Saturday, January 28, 2017

Ich Nibber Dibber (Sydney Festival)


Ich Nibber Dibber by post.  Campbelltown Arts Centre, January 20, 21, 27, 28, 2017.

Post, Lead Artists – Mish Grigor, Zoë Coombs Marr and Natalie Rose

Designers: Lighting and Production Manager – Fausto Brusamolino; Set and Costume – Michael Hankin; Sound – James Brown
Dramaturg – Anne-Louise Sarks

Reviewed by Frank McKone
January 27

Ich Nibber Dibber is a new genre which I term ‘sit-up comedy’, rather than old-hat standup.  Whether or not you could or should wash a hat, or throw it out when it gets too dirty and just get a new one, was quite an important issue.  As important as, if God is dead, as Nietzche said he was, now that Nietzche is also dead, how might he be feeling when he gets to heaven and finds that God isn’t dead after all?

The three women of the theatre company post spent their hour and ten, each perched up on a 2 metre post, draped in loose white material somewhere between a bedsheet and a wedding dress, and talked – regurgitating ten years’ worth of off-task banter from selfie videos actually recorded between their on-task writing sessions creating shows such as Oedipus Schmoedipus (reviewed on this blog January 25, 2014 and about to go on tour in South America!) and many others. 

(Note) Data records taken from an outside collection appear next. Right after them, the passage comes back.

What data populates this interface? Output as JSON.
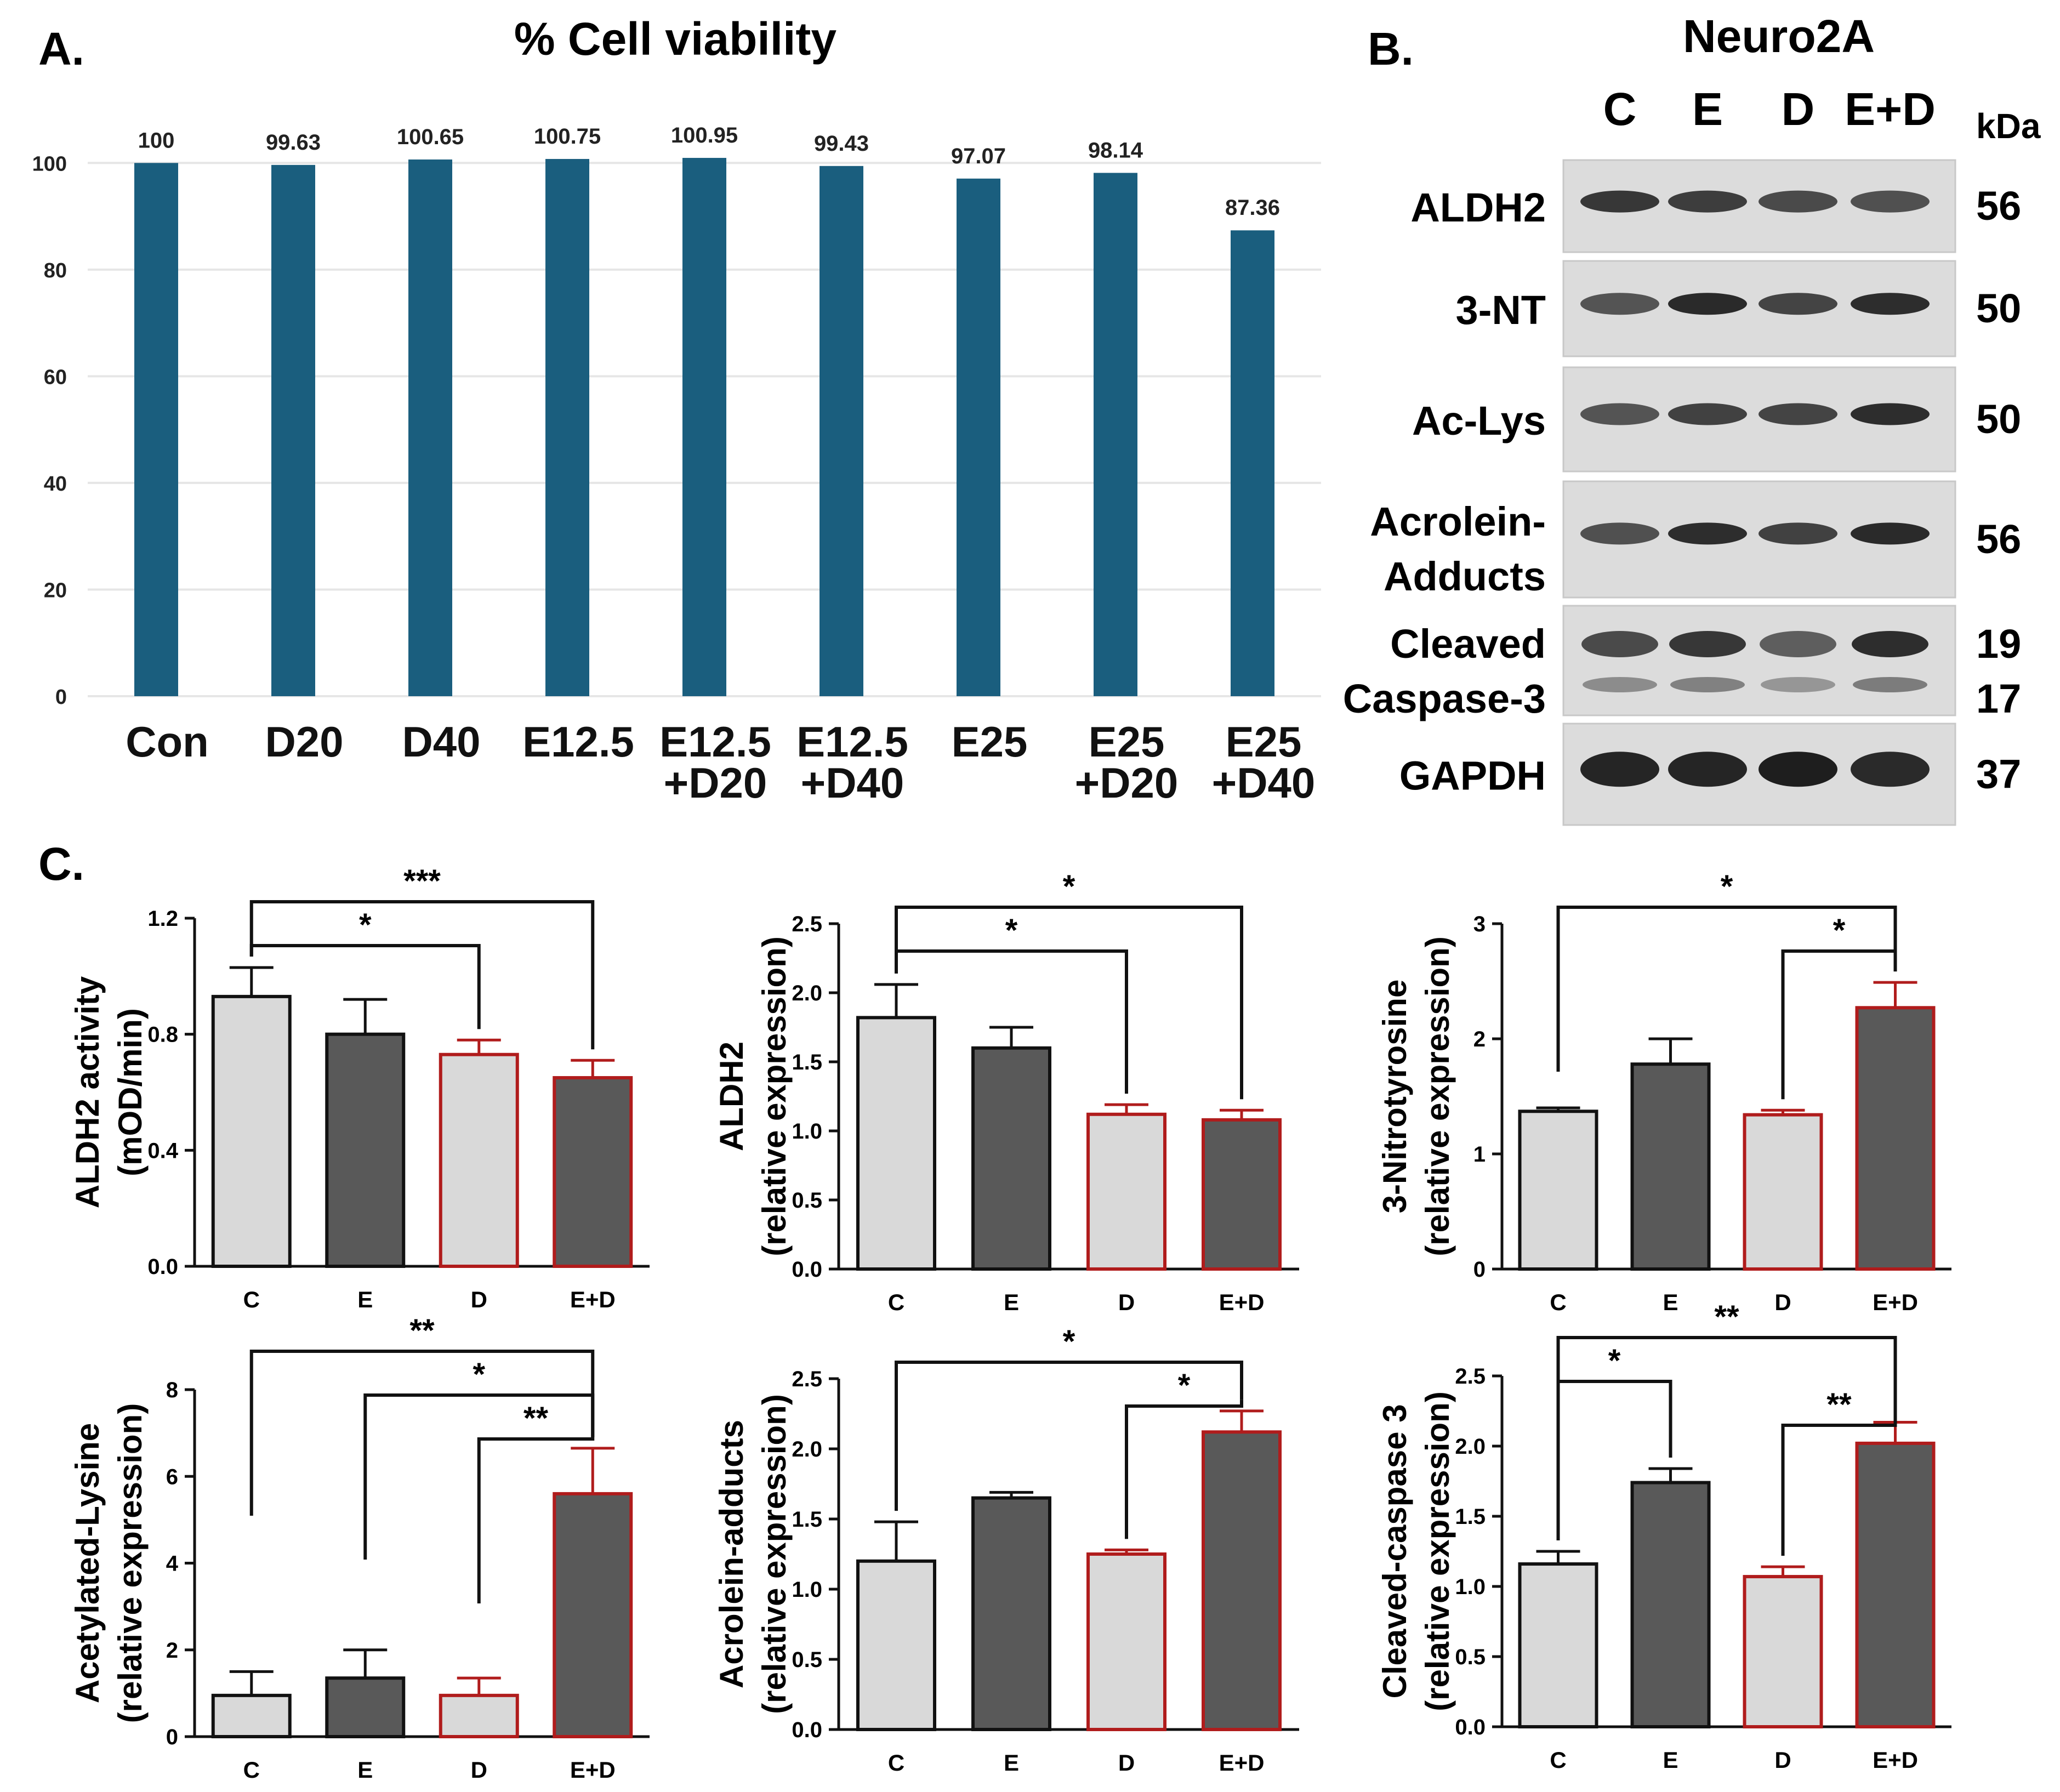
{
  "panelA": {
    "letter": "A.",
    "chart_data": {
      "type": "bar",
      "title": "% Cell viability",
      "categories": [
        [
          "Con"
        ],
        [
          "D20"
        ],
        [
          "D40"
        ],
        [
          "E12.5"
        ],
        [
          "E12.5",
          "+D20"
        ],
        [
          "E12.5",
          "+D40"
        ],
        [
          "E25"
        ],
        [
          "E25",
          "+D20"
        ],
        [
          "E25",
          "+D40"
        ]
      ],
      "values": [
        100,
        99.63,
        100.65,
        100.75,
        100.95,
        99.43,
        97.07,
        98.14,
        87.36
      ],
      "value_labels": [
        "100",
        "99.63",
        "100.65",
        "100.75",
        "100.95",
        "99.43",
        "97.07",
        "98.14",
        "87.36"
      ],
      "ylim": [
        0,
        110
      ],
      "yticks": [
        "0",
        "20",
        "40",
        "60",
        "80",
        "100"
      ],
      "grid": true,
      "xlabel": "",
      "ylabel": "",
      "bar_color": "#1a5e7e"
    }
  },
  "panelB": {
    "letter": "B.",
    "title": "Neuro2A",
    "lanes": [
      "C",
      "E",
      "D",
      "E+D"
    ],
    "kda_header": "kDa",
    "blots": [
      {
        "label_lines": [
          "ALDH2"
        ],
        "kda": [
          "56"
        ],
        "intensity": [
          0.85,
          0.82,
          0.75,
          0.72
        ]
      },
      {
        "label_lines": [
          "3-NT"
        ],
        "kda": [
          "50"
        ],
        "intensity": [
          0.7,
          0.92,
          0.78,
          0.9
        ]
      },
      {
        "label_lines": [
          "Ac-Lys"
        ],
        "kda": [
          "50"
        ],
        "intensity": [
          0.7,
          0.8,
          0.78,
          0.9
        ]
      },
      {
        "label_lines": [
          "Acrolein-",
          "Adducts"
        ],
        "kda": [
          "56"
        ],
        "intensity": [
          0.72,
          0.9,
          0.8,
          0.92
        ]
      },
      {
        "label_lines": [
          "Cleaved",
          "Caspase-3"
        ],
        "kda": [
          "19",
          "17"
        ],
        "intensity": [
          0.75,
          0.85,
          0.65,
          0.9
        ]
      },
      {
        "label_lines": [
          "GAPDH"
        ],
        "kda": [
          "37"
        ],
        "intensity": [
          0.95,
          0.95,
          0.98,
          0.92
        ]
      }
    ]
  },
  "panelC": {
    "letter": "C.",
    "colors": {
      "control_fill": "#d9d9d9",
      "treated_fill": "#595959",
      "black_edge": "#111111",
      "red_edge": "#b01c1c"
    },
    "chart_data": [
      {
        "type": "bar",
        "categories": [
          "C",
          "E",
          "D",
          "E+D"
        ],
        "values": [
          0.93,
          0.8,
          0.73,
          0.65
        ],
        "errors": [
          0.1,
          0.12,
          0.05,
          0.06
        ],
        "ylabel": [
          "ALDH2 activity",
          "(mOD/min)"
        ],
        "ylim": [
          0,
          1.2
        ],
        "yticks": [
          "0.0",
          "0.4",
          "0.8",
          "1.2"
        ],
        "significance": [
          {
            "from": 0,
            "to": 3,
            "label": "***"
          },
          {
            "from": 0,
            "to": 2,
            "label": "*"
          }
        ]
      },
      {
        "type": "bar",
        "categories": [
          "C",
          "E",
          "D",
          "E+D"
        ],
        "values": [
          1.82,
          1.6,
          1.12,
          1.08
        ],
        "errors": [
          0.24,
          0.15,
          0.07,
          0.07
        ],
        "ylabel": [
          "ALDH2",
          "(relative expression)"
        ],
        "ylim": [
          0,
          2.5
        ],
        "yticks": [
          "0.0",
          "0.5",
          "1.0",
          "1.5",
          "2.0",
          "2.5"
        ],
        "significance": [
          {
            "from": 0,
            "to": 3,
            "label": "*"
          },
          {
            "from": 0,
            "to": 2,
            "label": "*"
          }
        ]
      },
      {
        "type": "bar",
        "categories": [
          "C",
          "E",
          "D",
          "E+D"
        ],
        "values": [
          1.37,
          1.78,
          1.34,
          2.27
        ],
        "errors": [
          0.03,
          0.22,
          0.04,
          0.22
        ],
        "ylabel": [
          "3-Nitrotyrosine",
          "(relative expression)"
        ],
        "ylim": [
          0,
          3
        ],
        "yticks": [
          "0",
          "1",
          "2",
          "3"
        ],
        "significance": [
          {
            "from": 0,
            "to": 3,
            "label": "*"
          },
          {
            "from": 2,
            "to": 3,
            "label": "*"
          }
        ]
      },
      {
        "type": "bar",
        "categories": [
          "C",
          "E",
          "D",
          "E+D"
        ],
        "values": [
          0.95,
          1.35,
          0.95,
          5.6
        ],
        "errors": [
          0.55,
          0.65,
          0.4,
          1.05
        ],
        "ylabel": [
          "Acetylated-Lysine",
          "(relative expression)"
        ],
        "ylim": [
          0,
          8
        ],
        "yticks": [
          "0",
          "2",
          "4",
          "6",
          "8"
        ],
        "significance": [
          {
            "from": 0,
            "to": 3,
            "label": "**"
          },
          {
            "from": 1,
            "to": 3,
            "label": "*"
          },
          {
            "from": 2,
            "to": 3,
            "label": "**"
          }
        ]
      },
      {
        "type": "bar",
        "categories": [
          "C",
          "E",
          "D",
          "E+D"
        ],
        "values": [
          1.2,
          1.65,
          1.25,
          2.12
        ],
        "errors": [
          0.28,
          0.04,
          0.03,
          0.15
        ],
        "ylabel": [
          "Acrolein-adducts",
          "(relative expression)"
        ],
        "ylim": [
          0,
          2.5
        ],
        "yticks": [
          "0.0",
          "0.5",
          "1.0",
          "1.5",
          "2.0",
          "2.5"
        ],
        "significance": [
          {
            "from": 0,
            "to": 3,
            "label": "*"
          },
          {
            "from": 2,
            "to": 3,
            "label": "*"
          }
        ]
      },
      {
        "type": "bar",
        "categories": [
          "C",
          "E",
          "D",
          "E+D"
        ],
        "values": [
          1.16,
          1.74,
          1.07,
          2.02
        ],
        "errors": [
          0.09,
          0.1,
          0.07,
          0.15
        ],
        "ylabel": [
          "Cleaved-caspase 3",
          "(relative expression)"
        ],
        "ylim": [
          0,
          2.5
        ],
        "yticks": [
          "0.0",
          "0.5",
          "1.0",
          "1.5",
          "2.0",
          "2.5"
        ],
        "significance": [
          {
            "from": 0,
            "to": 3,
            "label": "**"
          },
          {
            "from": 0,
            "to": 1,
            "label": "*"
          },
          {
            "from": 2,
            "to": 3,
            "label": "**"
          }
        ]
      }
    ]
  }
}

I could also call it ‘reality theatre’, except that no-one got voted off.  This was because they laughed at each other as much as we laughed at (or rather, with) them, both during the performance and, for those of us who stayed, during the following Q&A session.

Their ten year odyssey began when Mish and Zoë were 18 and 19 and Nat was 43.  Burst of laughter.  23! says Natalie.  Fascinating how their manner of speaking, what my drama teacher called ‘acting acting’ – to prove that you know what you are doing – was just right for that young age, but gradually changed, to the almost subliminal background accompaniment of pop music to match the history, to the point where maturity raised the question of being over the hill (at 40! says Natalie, not 30!), looking down the barrel of middle-age and menopause.

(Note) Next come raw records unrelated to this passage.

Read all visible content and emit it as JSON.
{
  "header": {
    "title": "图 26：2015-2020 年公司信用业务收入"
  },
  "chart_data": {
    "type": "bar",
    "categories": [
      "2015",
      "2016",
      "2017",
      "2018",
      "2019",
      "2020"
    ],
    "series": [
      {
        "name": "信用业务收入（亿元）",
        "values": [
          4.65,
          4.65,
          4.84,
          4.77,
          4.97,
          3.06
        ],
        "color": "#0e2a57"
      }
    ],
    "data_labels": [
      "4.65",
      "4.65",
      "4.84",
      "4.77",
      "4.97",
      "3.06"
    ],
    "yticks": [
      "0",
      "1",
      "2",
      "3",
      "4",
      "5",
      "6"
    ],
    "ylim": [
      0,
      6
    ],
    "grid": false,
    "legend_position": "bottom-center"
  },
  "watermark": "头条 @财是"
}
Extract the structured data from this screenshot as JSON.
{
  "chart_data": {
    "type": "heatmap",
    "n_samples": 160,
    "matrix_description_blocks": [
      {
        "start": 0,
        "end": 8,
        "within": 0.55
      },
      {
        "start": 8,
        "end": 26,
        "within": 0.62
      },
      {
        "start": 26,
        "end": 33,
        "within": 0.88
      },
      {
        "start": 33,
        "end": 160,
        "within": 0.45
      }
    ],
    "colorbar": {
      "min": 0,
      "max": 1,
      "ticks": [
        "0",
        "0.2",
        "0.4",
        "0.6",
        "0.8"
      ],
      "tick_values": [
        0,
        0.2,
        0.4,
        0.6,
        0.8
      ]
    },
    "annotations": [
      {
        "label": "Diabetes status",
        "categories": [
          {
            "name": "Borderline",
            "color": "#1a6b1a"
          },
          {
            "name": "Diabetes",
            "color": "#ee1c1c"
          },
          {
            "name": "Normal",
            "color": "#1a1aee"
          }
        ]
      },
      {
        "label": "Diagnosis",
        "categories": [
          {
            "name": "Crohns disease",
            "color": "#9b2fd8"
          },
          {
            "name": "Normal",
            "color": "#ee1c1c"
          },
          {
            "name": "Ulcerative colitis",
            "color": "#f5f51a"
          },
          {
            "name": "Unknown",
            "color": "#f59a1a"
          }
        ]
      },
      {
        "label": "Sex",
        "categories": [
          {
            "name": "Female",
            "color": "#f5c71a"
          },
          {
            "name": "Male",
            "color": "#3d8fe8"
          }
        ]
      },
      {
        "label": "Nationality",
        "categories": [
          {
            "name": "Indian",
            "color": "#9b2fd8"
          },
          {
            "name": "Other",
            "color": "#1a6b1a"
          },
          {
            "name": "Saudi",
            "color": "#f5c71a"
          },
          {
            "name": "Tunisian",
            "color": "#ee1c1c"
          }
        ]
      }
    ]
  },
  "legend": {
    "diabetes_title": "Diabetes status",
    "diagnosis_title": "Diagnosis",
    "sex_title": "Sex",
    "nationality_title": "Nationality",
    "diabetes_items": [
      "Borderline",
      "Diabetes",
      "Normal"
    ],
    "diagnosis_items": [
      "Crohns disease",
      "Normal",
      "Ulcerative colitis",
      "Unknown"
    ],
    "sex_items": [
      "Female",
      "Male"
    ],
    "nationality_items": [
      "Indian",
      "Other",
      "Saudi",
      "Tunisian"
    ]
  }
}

What made me sit up, thinking back to my 1950s upbringing when women’s body parts were strictly never to be mentioned (still like Queen Victoria’s ankles in the nether regions), was the excruciating details provided of women’s internal bodily functions.  I know this is all cool, nowadays, because all the women around me (who constituted about 90% of the audience) were metaphorically tweeting LOVL – laughing out very loud!

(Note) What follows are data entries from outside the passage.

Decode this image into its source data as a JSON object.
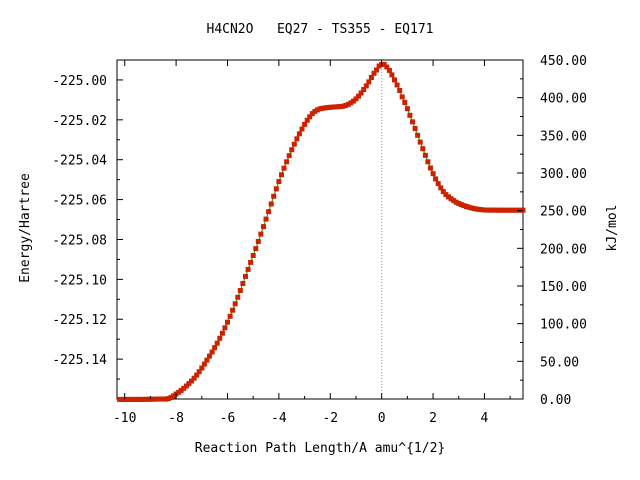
{
  "chart_data": {
    "type": "line",
    "title": "H4CN2O   EQ27 - TS355 - EQ171",
    "xlabel": "Reaction Path Length/A amu^{1/2}",
    "ylabel": "Energy/Hartree",
    "y2label": "kJ/mol",
    "xlim": [
      -10.3,
      5.5
    ],
    "ylim": [
      -225.16,
      -224.99
    ],
    "y2lim": [
      0,
      450
    ],
    "xticks": [
      {
        "value": -10,
        "label": "-10"
      },
      {
        "value": -8,
        "label": "-8"
      },
      {
        "value": -6,
        "label": "-6"
      },
      {
        "value": -4,
        "label": "-4"
      },
      {
        "value": -2,
        "label": "-2"
      },
      {
        "value": 0,
        "label": "0"
      },
      {
        "value": 2,
        "label": "2"
      },
      {
        "value": 4,
        "label": "4"
      }
    ],
    "yticks": [
      {
        "value": -225.0,
        "label": "-225.00"
      },
      {
        "value": -225.02,
        "label": "-225.02"
      },
      {
        "value": -225.04,
        "label": "-225.04"
      },
      {
        "value": -225.06,
        "label": "-225.06"
      },
      {
        "value": -225.08,
        "label": "-225.08"
      },
      {
        "value": -225.1,
        "label": "-225.10"
      },
      {
        "value": -225.12,
        "label": "-225.12"
      },
      {
        "value": -225.14,
        "label": "-225.14"
      }
    ],
    "y2ticks": [
      {
        "value": 0,
        "label": "0.00"
      },
      {
        "value": 50,
        "label": "50.00"
      },
      {
        "value": 100,
        "label": "100.00"
      },
      {
        "value": 150,
        "label": "150.00"
      },
      {
        "value": 200,
        "label": "200.00"
      },
      {
        "value": 250,
        "label": "250.00"
      },
      {
        "value": 300,
        "label": "300.00"
      },
      {
        "value": 350,
        "label": "350.00"
      },
      {
        "value": 400,
        "label": "400.00"
      },
      {
        "value": 450,
        "label": "450.00"
      }
    ],
    "ts_marker_x": 0,
    "colors": {
      "line": "#2e8b00",
      "marker": "#cc2200",
      "axis": "#000000",
      "ts_line": "#999999"
    },
    "points": [
      [
        -10.2,
        -225.1602
      ],
      [
        -9.8,
        -225.1602
      ],
      [
        -9.4,
        -225.1602
      ],
      [
        -9.0,
        -225.1601
      ],
      [
        -8.6,
        -225.16
      ],
      [
        -8.3,
        -225.1598
      ],
      [
        -8.0,
        -225.1575
      ],
      [
        -7.6,
        -225.1535
      ],
      [
        -7.2,
        -225.148
      ],
      [
        -6.8,
        -225.1405
      ],
      [
        -6.4,
        -225.132
      ],
      [
        -6.0,
        -225.1215
      ],
      [
        -5.6,
        -225.109
      ],
      [
        -5.2,
        -225.095
      ],
      [
        -4.8,
        -225.081
      ],
      [
        -4.4,
        -225.066
      ],
      [
        -4.0,
        -225.051
      ],
      [
        -3.6,
        -225.038
      ],
      [
        -3.2,
        -225.027
      ],
      [
        -2.8,
        -225.0185
      ],
      [
        -2.5,
        -225.015
      ],
      [
        -2.2,
        -225.014
      ],
      [
        -1.8,
        -225.0135
      ],
      [
        -1.4,
        -225.0128
      ],
      [
        -1.0,
        -225.0095
      ],
      [
        -0.6,
        -225.003
      ],
      [
        -0.2,
        -224.995
      ],
      [
        0.0,
        -224.9922
      ],
      [
        0.2,
        -224.9935
      ],
      [
        0.5,
        -225.0
      ],
      [
        0.8,
        -225.0085
      ],
      [
        1.2,
        -225.021
      ],
      [
        1.6,
        -225.0345
      ],
      [
        2.0,
        -225.047
      ],
      [
        2.4,
        -225.056
      ],
      [
        2.8,
        -225.0605
      ],
      [
        3.2,
        -225.063
      ],
      [
        3.6,
        -225.0645
      ],
      [
        4.0,
        -225.0652
      ],
      [
        4.5,
        -225.0653
      ],
      [
        5.0,
        -225.0653
      ],
      [
        5.5,
        -225.0653
      ]
    ]
  }
}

The most excruciating image of giving birth, from Natalie – whose efforts were being videoed (you never know, we might be able to use this in a show), except that the computer had 1950s qualms (probably overheating) and switched itself off for the climactic moment – was when she described herself in the “push” phase as feeling like a Bodum coffee plunger (except that all the mucky stuff came out the bottom).  Bottoms and what come out of them also got a good run with repeats throughout the rapid fire talk.

One experience I missed back in 1972 was to read Ways of Seeing by John Berger.  The women’s talk included Mish looking up on her phone and quoting what he wrote about how women are always conscious of how they appear to others, to men and to other women, so they are always “seeing themselves” as if they are an art object.  This took the show out of continually divergent apparently silly but very funny talk for just a minute or so, but to me seemed to be the serious theme behind these women’s work.

Discussion in the Q&A gave them the opportunity to talk about how, as young actors still in youth theatre orbit, they had had to learn that they had no choice about being seen by their audience as female, and how, in accepting that fact, they could present women on stage in new ways.  Oedipus Schmoedipus was a great example, where blood all over them took on new meanings, especially for men in the audience, as well as confirming for women what they already knew.

This led as well to talk about the business of being actors and designing a performance of themselves changing over the ten years.  Although their actual talk as originally recorded seemed discontinuous, they found themselves editing out (though keeping the true timeline) and so realised that there is a story – a through line – about their developing maturity, in contrast to their other shows where absurdist discontinuity was the experimental theatre mode.

So once again the Sydney Festival has produced a winner, and a very interesting comparison about the perception of women to put alongside the very successful humorous and emotionally affecting transgender presentation from Canada: Tomboys Survival Guide (reviewed here January 26, 2017). 

Maybe I can retitle these women’s teenage-nonsense-German Ich Nibber Dibber as the Upfront Modern Women’s Comedy Better Than Survival Guide.